There is increasing understanding that social determinants — ranging from poverty and illiteracy to unstable housing and lack of transportation to domestic violence — create tangible barriers to wellness. Even when healthcare providers do everything right in terms of accurate medical diagnoses, proven care plans and effective care coordination, social determinants inhibit a patient’s ability to pursue and reach treatment goals.

During the past five years, the spotlight has shifted to improving the experience of care, improving the health of populations, and reducing the per capita cost of healthcare – the so-called Triple Aim. All of these efforts have fallen short in accounting for the true impact of social determinants in. Though social workers have been heralding this message for years, only recently have other healthcare stakeholders recognized the need for integrated behavioral health in specialty care been recognized – a good first step and real progress.
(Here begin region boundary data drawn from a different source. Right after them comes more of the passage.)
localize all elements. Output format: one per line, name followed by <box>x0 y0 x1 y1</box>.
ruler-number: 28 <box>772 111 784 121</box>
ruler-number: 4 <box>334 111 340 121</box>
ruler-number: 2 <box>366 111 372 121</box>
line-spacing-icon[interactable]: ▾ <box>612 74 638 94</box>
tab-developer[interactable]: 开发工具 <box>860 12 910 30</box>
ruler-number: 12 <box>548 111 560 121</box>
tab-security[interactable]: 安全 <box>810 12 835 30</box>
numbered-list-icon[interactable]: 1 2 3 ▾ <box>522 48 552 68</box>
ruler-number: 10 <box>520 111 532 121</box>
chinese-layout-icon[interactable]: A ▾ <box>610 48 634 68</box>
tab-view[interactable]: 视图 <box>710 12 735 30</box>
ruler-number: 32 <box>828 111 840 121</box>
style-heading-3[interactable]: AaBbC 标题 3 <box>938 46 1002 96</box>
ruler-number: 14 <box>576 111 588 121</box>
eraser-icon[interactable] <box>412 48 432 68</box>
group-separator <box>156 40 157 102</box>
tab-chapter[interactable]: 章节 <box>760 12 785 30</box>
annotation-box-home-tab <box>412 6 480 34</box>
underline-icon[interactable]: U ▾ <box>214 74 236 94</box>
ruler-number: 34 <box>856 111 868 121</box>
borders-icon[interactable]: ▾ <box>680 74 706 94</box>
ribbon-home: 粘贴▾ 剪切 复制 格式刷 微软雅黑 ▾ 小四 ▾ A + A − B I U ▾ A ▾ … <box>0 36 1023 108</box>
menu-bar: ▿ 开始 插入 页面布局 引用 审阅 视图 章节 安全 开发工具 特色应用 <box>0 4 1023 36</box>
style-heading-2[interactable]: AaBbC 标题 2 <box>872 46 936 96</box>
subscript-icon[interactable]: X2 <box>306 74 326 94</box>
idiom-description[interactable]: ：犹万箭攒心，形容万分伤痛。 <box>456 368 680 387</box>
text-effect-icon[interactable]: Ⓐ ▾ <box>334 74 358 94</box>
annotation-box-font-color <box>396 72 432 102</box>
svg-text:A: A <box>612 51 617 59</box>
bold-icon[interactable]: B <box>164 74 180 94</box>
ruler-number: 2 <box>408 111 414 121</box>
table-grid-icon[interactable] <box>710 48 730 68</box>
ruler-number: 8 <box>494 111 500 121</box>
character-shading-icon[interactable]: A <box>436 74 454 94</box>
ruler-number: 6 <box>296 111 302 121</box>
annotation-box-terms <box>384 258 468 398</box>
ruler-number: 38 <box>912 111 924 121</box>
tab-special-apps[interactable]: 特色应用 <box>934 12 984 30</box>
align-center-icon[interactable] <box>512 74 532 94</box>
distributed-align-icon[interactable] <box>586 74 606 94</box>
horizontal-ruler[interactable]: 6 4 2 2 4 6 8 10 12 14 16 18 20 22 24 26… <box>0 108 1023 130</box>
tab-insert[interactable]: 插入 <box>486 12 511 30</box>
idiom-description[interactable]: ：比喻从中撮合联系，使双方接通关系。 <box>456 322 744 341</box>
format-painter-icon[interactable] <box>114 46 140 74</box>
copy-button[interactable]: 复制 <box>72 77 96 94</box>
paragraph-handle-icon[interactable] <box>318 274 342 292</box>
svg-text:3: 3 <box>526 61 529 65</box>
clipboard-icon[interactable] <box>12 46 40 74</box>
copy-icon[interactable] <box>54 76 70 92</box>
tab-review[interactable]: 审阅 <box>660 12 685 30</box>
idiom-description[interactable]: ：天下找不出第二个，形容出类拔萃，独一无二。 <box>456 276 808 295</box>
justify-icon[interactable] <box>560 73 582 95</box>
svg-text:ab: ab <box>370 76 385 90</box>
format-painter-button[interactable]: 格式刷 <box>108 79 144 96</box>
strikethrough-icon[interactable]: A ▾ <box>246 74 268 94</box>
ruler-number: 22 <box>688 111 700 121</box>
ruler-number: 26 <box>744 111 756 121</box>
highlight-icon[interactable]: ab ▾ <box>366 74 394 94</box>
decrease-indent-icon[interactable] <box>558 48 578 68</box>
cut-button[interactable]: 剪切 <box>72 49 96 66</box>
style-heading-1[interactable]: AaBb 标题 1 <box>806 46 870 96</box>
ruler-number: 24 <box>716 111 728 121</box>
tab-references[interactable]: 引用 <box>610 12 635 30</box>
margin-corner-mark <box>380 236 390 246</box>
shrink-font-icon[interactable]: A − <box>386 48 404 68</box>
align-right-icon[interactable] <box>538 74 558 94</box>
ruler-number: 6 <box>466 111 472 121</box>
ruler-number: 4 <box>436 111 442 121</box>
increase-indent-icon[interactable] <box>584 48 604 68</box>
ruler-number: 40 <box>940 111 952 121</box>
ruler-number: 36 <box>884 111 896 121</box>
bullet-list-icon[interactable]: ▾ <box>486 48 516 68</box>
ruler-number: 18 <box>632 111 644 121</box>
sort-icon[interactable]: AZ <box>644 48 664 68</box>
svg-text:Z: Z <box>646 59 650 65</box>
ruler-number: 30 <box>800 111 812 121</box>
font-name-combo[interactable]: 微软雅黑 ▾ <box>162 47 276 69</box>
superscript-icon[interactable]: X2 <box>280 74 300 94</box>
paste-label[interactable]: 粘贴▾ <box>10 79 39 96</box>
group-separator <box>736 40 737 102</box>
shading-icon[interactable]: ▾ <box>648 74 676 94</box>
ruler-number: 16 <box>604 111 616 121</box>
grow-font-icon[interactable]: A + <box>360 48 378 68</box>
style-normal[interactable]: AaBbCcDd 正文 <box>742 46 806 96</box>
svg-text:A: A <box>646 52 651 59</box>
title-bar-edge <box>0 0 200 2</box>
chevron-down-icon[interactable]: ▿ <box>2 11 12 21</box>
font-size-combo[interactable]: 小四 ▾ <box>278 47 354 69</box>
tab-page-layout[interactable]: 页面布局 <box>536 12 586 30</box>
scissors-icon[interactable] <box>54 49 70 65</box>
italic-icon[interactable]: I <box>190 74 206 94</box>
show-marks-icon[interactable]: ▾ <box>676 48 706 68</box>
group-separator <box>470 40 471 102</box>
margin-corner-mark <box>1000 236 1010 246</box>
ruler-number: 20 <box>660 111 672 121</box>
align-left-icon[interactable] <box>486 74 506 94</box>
What are Social Determinants of Health?

The CDC defines social determinants of health (SDOH) as “conditions in the places where people live, learn, work and play that affect a wide range of health risks and outcomes.” Research confirms that SDOH contribute to an elevated burden of disease in children, as well as to increased risk and severity for heart disease and stroke. Further, factors such as race and/or ethnicity and household income are predictors of unplanned pediatric surgical readmissions (see also Auger, Simon et al and Nakamura, Toomey et al).

Collecting Social Determinants: What Healthcare Organizations Can Do

There are several proven instruments for gathering SDOH, including:

  • The Patient Centered Assessment Method (PCAM) assesses patient’s lifestyles and behaviors, mental state, social environment, health literacy as well as communication and care coordination needs. Care managers and care coordinators often use PCAM. Initial validation studies are promising.
  • The EveryONE Project SDOH Screening Tool has a long and short form and is available in Cordata’s care coordination product.

Social Determinants Plans in Action

Leading healthcare organizations social determinants on their radar, as was clear from many presentations at the 2018 JP Morgan Healthcare Conference:

“As Intermountain shared: “Zip code is more important than genetic code.” To that end, Geisinger refers to their focus on “ZNA.” They have deployed community health assistants, non-licensed workers who work on social determinants of health and have implemented a “Fresh Food Farmacy,” yielding a 20 percent decrease in hemoglobin A1c levels along with a 78 percent decrease in cost. Organizations like ProMedica Health System in Ohio have seen similar results with their focus on hunger in Toledo. WakeMed has an initiative focused on vulnerable populations in underserved communities that has resulted in a significant decrease in ER visits and admissions and over $6 million in savings.”

It’s important to note that in 2014 the Institute of Medicine (IOM) recommended that 12 social determinants be included in all electronic health records as part of Meaningful Use 3.

Again, all this is progress. Social determinants are significant barriers to care and must be managed more effectively than in the past if patients are to achieve treatment goals and if healthcare organizations are to achieve quality clinical and financial outcomes.